Posted by: icagirl on: January 26, 2008
This entire week has been nothing but numbers, budgets, Excel sheets, charts, dollar signs, and a seemingly endless number of reports. It was all in order to prepare for this morning’s meeting. Honestly, it was hard work and it took all my energy. It seems like every night I came home and just sat in front of the television until I fell asleep. Even in my dreams, there were excel charts and budget changes. It was frightening. I almost started crying last night when Boy asked me a simple (really, really simple) Excel question and I could not answer him. It was awful.
This morning, I woke up happily – surprising? yes. I thought I would wake up dreading my day. But, as it so happened, I woke up better than good. I was fantastic. I got dressed up in meeting fashion and headed out (extremely early) for work. My boss was already here – something that usually throws me off kilter because of its rarity. However, it was great to see her and be able to speak with her about the meeting before it began. She made (counting…) three large changes and thirteen (yes, thirteen) small changes to the meeting materials. I scrambled to get it all fixed in the midst of setting up the conference room. I even managed to run and grab the coffee well in time for the meeting to begin (9:30 a.m. meeting, thank goodness I was early)
Everyone arrived on time (a miracle, considering the weather and the terrible traffic) and we began. It was AMAZING. I can’t stress how wonderful it was to be there. My boss – she just floored me (and everyone else in the room). Concepts that are usually so boring and largely confusing were interesting and simple (without being stupid). It took an incredible amount of intelligence and tact to explain these highly advanced accounting rules and tax laws – she did it with aplomb. A meeting that was supposed to be an hour long presentation turned into an almost three hour conversation about our organization, its operations, and everything else that there could possibly be a question about. Everyone was talking, everyone was involved… even me.
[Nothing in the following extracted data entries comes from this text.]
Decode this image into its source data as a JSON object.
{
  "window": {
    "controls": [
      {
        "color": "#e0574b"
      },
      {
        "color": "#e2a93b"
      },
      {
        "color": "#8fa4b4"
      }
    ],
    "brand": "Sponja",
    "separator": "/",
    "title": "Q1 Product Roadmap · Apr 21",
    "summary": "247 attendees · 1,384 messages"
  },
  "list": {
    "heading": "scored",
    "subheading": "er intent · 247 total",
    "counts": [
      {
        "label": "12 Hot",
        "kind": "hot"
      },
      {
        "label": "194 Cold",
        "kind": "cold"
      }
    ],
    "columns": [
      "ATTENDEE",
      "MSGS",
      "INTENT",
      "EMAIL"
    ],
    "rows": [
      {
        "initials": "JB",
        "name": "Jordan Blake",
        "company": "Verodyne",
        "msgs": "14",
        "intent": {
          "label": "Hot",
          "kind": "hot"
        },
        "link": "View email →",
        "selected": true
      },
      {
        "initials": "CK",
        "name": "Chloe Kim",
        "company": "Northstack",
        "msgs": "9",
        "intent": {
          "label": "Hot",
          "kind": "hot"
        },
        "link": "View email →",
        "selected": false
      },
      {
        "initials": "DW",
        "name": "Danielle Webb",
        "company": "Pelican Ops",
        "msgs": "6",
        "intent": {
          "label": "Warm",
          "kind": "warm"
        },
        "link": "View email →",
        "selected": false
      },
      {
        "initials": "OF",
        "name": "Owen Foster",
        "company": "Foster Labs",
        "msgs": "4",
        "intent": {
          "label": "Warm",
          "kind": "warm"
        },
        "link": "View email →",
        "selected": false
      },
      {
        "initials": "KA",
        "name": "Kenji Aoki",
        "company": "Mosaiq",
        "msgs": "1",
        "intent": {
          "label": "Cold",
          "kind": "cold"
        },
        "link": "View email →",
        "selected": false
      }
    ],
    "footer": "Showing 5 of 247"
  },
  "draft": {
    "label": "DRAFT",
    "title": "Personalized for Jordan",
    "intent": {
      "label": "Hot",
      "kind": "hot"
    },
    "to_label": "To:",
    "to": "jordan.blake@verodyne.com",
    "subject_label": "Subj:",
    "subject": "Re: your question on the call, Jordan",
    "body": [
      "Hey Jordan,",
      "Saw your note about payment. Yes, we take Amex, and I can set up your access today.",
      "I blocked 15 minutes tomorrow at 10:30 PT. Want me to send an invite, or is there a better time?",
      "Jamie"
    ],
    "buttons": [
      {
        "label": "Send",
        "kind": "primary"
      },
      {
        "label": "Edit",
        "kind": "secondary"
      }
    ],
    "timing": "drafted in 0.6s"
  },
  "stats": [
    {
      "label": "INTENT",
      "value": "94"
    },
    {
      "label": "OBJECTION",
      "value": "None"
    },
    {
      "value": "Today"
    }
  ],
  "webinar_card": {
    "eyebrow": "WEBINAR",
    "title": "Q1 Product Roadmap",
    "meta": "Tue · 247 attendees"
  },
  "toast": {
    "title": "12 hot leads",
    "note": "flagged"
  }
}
Even as I try to describe it; I find I can’t.
There was financial magic in that room, somehow making what I do fun and exciting (to me and others). This week’s hard work was so incredibly worth it.
January 26, 2008 at 1:11 am
Making numbers fun? I don’t believe it!! (My recent work with numbers and Excel: laaaaame)
Well, I’m glad it turned out ok. What a relief! Whew!
And I don’t know what’s so bad about waking up normally. You live with me. You should wake up every morning jumping with glee simply because you woke up in the same apartment as me. Anyone else would. Uh huh!